« Zombie island » de David Wellington
« (Les zombies) recouvraient le sol telle une mer agitée aux vagues moutonneuses. Non. C’était une image infiniment trop agréable. Ils ressemblaient davantage à une masse d’asticots. (…) leur chair incolore et molle, leurs mouvements continuels sans intelligence pouvaient seulement évoquer des larves de mouches grouillant sur la peau sèche et distendue d’un animal mort » (pp. 328-329)
La contagion zombie a changé la face du monde. Les pays occidentaux comme les États-Unis se sont écroulés.
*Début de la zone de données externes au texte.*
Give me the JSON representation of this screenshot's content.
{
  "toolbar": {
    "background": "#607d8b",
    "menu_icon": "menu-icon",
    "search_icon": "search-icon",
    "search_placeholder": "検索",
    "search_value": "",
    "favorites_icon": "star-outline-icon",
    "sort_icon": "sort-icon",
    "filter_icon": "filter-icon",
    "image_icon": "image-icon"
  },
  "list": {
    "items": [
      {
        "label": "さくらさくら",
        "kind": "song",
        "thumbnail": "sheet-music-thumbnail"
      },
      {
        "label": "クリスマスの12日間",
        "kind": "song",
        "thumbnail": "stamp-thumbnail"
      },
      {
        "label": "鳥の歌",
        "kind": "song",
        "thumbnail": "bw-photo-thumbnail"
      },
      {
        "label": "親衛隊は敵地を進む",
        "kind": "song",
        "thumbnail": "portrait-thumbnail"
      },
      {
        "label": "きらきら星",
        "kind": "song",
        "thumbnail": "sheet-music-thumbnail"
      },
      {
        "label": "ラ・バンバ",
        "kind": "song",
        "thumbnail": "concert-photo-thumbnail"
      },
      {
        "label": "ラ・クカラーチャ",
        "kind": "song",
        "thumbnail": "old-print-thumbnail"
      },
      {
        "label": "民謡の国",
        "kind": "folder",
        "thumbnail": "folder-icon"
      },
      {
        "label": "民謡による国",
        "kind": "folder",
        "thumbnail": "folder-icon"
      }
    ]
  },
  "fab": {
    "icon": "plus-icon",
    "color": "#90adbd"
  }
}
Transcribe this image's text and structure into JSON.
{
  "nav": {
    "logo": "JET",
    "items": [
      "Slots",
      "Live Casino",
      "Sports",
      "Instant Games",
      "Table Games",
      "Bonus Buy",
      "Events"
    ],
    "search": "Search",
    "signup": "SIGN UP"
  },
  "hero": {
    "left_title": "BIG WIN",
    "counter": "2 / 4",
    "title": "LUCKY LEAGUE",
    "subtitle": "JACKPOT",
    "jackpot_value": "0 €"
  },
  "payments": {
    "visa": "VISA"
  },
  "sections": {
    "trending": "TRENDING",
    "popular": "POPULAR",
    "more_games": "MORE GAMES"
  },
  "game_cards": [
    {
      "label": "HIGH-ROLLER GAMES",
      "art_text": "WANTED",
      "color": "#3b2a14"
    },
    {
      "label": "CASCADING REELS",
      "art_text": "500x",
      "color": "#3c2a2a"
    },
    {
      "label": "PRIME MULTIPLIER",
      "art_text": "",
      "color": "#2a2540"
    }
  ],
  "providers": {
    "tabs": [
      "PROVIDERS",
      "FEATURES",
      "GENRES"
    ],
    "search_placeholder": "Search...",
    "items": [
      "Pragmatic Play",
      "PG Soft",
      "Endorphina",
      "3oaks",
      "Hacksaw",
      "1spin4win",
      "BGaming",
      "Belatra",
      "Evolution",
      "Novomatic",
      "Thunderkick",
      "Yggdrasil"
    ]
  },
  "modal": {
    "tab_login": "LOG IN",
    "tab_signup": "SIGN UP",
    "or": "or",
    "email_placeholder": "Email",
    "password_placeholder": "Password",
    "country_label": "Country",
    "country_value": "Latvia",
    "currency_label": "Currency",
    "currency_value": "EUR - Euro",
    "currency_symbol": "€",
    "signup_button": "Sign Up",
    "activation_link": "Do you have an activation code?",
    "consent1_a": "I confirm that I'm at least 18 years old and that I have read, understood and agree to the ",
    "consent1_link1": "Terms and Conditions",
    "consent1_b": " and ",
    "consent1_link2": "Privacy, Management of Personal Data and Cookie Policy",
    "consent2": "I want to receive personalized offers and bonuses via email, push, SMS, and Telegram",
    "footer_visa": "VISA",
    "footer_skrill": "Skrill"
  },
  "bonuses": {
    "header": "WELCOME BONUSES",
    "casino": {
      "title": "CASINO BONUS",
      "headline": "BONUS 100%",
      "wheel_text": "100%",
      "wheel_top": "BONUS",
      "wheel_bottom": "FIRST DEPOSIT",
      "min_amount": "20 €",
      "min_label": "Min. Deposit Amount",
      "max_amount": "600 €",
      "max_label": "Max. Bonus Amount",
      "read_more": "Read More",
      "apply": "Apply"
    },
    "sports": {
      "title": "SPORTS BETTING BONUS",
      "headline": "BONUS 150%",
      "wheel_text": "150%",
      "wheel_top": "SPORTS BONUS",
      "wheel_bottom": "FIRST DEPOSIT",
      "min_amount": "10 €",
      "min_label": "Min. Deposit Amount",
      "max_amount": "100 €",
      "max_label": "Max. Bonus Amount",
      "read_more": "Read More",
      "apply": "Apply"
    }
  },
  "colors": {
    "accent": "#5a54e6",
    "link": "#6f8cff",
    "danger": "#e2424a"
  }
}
L’américain Dekalb quitte la Somalie à la tête de filles soldats musulmanes (alliance originale après le 11 septembre) pour ramener des rétro-viraux qui permettront de soigner la présidente du pays, atteinte du sida.
New-York est aux mains des morts. Dekalb rencontre un zombie intelligent, Gary, un ex médecin qui a tout du brave type et qui va pourtant se transformer en un vrai salopard avide de pouvoir. Il finira même par tuer son allié, un autre cadavre doué de raison, un druide à la tête d’une bande de momies égyptiennes elles-aussi ressuscitées. Le druide désirait exterminer tous les survivants pour que la Mort, seule, triomphe. Gary préfère les capturer pour les élever comme du bétail. Car cette non-vie lui plaît terriblement, et pour rien au monde il ne voudrait la perdre. La confrontation est bientôt inévitable entre Dekalb et l’armée de zombies contrôlée par Gary.
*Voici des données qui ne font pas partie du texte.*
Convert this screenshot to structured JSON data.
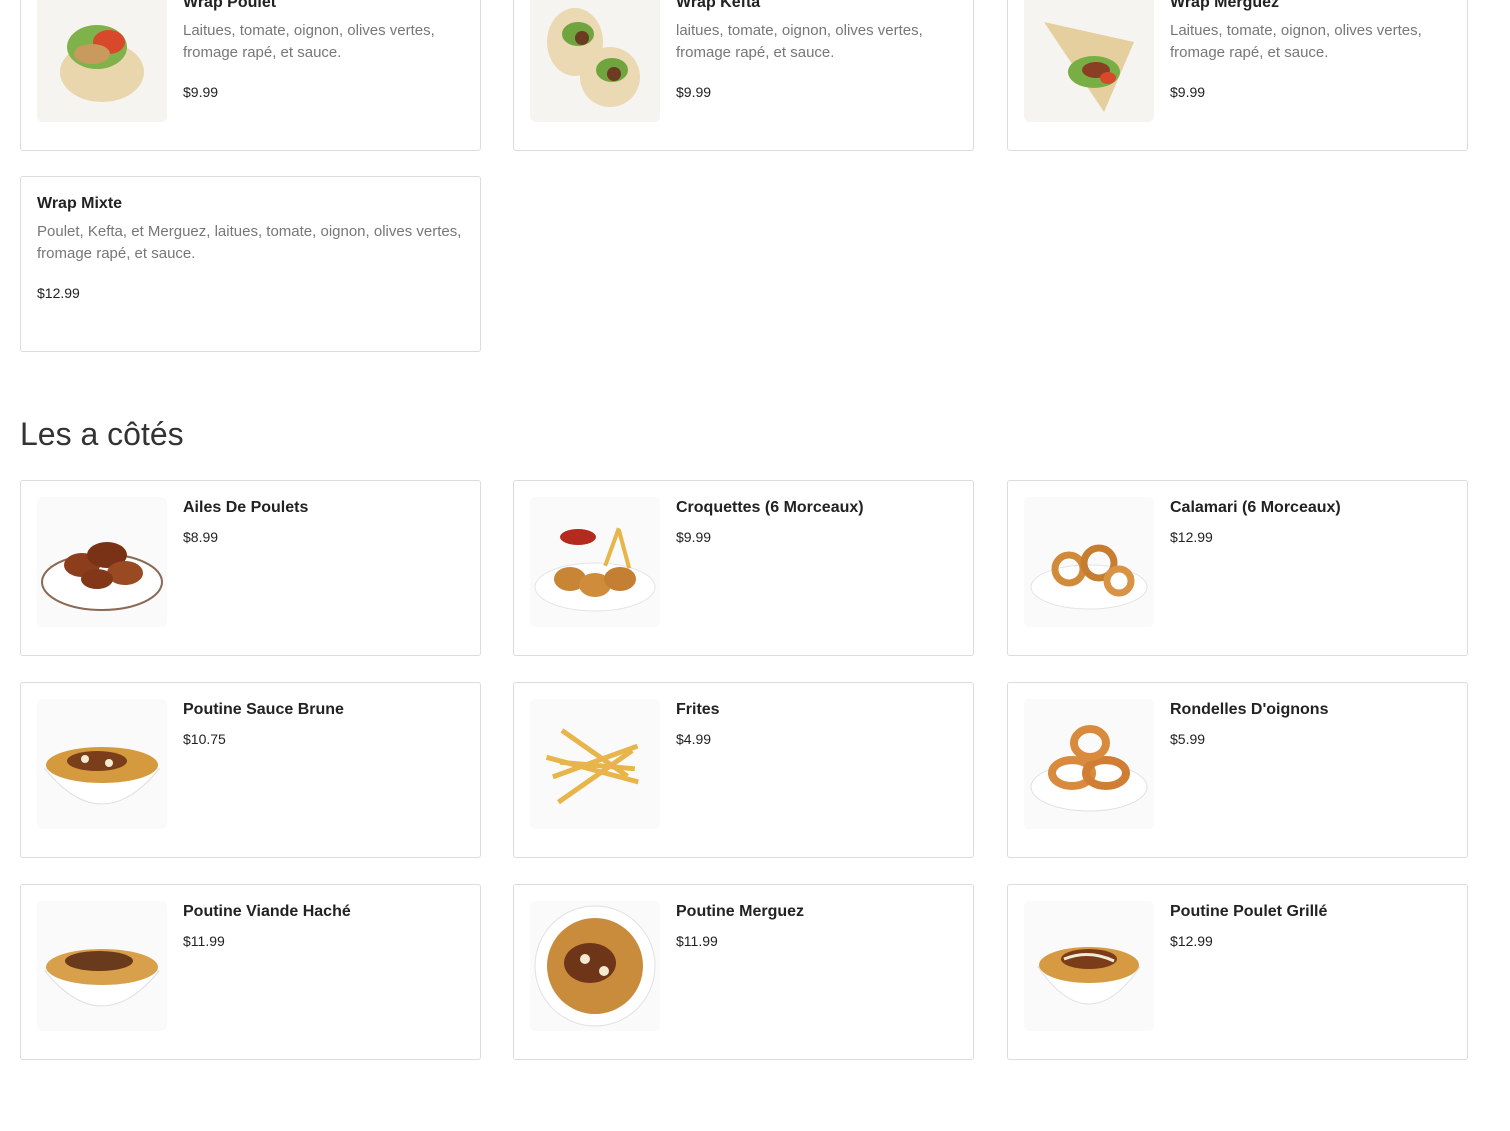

Il y a quelque chose de fascinant à voir la fin du monde. « Une » fin du monde, pourrait-on dire, tant il y en eut dans la littérature et le cinéma. On parle même du genre post apocalyptique (Mad Max et compagnie). Zombie Island, comme son titre français l’indique, est un roman de zombies et un roman post-apocalyptique. L’apocalypse n’est pas née, pour une fois, de l’inévitable guerre nucléaire ou bactériologique, mais bel et bien du réveil inexplicable des morts par millions. Le vivant, l’être humain normal, est devenu une minorité, déjà presque une légende, pour évoquer le célèbre roman de Richard Matheson qui inspira George Romero pour sa Nuit des Morts-vivants, film fondateur du genre entier. Même s’il y eut des précurseurs comme Victor Halperin dès les années Trente (White Zombie, La Révolte des Zombies)…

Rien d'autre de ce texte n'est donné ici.